We don't actually need 1. but it's a good piece of general advice!
So in your case you have already said that $Y \setminus A = U \cap Y$. This means that $Y \cap A^c = U \cap Y$. By taking complements, this implies that $Y^c \cup A = U^c \cup Y^c$. Now intersect both sides with $Y$. You get $A \cap Y = U^c \cap Y$. But $A \subset Y$, so $A \cap Y = A$. So we've shown $A = U^c \cap Y$.

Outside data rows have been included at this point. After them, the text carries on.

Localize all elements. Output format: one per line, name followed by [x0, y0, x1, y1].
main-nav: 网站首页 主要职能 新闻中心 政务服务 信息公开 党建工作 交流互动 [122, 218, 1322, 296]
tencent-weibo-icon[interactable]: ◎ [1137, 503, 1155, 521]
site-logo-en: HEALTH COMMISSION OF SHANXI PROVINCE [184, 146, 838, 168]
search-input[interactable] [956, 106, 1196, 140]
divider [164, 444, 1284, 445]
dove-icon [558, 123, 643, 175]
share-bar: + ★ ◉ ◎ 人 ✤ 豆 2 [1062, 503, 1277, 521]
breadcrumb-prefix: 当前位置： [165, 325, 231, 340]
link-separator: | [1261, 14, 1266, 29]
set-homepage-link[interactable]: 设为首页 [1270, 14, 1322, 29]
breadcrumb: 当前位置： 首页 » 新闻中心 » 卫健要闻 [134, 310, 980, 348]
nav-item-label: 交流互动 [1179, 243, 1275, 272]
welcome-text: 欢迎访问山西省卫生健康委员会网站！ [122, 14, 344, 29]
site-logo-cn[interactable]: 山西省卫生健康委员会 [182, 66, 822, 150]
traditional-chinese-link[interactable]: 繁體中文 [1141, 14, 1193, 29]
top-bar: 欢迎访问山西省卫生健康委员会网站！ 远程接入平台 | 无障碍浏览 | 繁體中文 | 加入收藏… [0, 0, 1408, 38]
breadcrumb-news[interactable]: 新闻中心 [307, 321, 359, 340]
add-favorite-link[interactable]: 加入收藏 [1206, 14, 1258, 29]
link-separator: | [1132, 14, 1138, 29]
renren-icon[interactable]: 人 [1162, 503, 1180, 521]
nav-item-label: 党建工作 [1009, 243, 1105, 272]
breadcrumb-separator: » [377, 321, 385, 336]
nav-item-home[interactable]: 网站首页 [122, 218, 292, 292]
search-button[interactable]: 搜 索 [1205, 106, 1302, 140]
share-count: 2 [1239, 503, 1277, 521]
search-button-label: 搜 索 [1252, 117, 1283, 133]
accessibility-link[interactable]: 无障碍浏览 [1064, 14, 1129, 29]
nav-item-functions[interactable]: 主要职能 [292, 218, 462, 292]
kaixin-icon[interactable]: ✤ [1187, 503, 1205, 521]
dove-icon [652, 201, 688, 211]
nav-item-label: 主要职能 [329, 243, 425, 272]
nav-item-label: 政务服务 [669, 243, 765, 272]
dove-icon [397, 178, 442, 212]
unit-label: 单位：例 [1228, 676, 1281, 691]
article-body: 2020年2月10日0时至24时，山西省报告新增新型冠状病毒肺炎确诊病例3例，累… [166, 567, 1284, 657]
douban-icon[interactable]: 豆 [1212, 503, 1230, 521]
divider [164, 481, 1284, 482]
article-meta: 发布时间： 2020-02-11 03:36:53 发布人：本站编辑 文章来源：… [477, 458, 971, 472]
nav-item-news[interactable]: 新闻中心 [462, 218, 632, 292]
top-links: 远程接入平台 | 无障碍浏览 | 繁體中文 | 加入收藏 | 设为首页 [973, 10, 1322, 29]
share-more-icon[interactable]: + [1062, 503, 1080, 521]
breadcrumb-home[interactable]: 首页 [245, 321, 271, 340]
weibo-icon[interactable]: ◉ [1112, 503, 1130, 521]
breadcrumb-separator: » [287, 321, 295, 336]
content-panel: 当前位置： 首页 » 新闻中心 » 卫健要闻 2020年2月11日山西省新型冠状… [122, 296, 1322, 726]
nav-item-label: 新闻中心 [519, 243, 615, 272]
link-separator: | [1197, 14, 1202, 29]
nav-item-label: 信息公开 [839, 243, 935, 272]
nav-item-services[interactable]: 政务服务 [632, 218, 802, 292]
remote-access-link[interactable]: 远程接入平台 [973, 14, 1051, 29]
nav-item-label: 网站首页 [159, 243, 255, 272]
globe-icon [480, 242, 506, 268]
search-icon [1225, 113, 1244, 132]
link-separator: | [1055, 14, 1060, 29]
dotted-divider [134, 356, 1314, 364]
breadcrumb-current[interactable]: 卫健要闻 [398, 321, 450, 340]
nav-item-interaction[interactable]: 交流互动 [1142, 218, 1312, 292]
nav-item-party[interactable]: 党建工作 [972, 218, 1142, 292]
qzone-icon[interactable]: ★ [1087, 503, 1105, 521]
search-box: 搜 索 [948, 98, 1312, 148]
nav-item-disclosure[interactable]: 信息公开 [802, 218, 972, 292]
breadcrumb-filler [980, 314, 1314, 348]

A: So we know $A \subseteq Y\tag{1}$ and $Y \setminus A= U \cap Y\tag{2}$
We want to show $U^\complement \cap Y = A\tag{3}$
So let $x \in A$, then for sure $x \in Y$ and if $x \in U$ would hold, $x \in Y\setminus A$ by $(2)$ so $x \notin A$, contradiction. So $x \notin U$ and hence $x \in Y \cap U^\complement$ and we have shown one inclusion of $(3)$. Conversely, if $x \in Y \cap U^\complement$ then $x \in Y$ and $x \notin U$. So $x \notin Y \setminus A$ and this can happen only if $x \in A$ and so the other inclusion is also clear.
In case of doubt try the two inclusion method...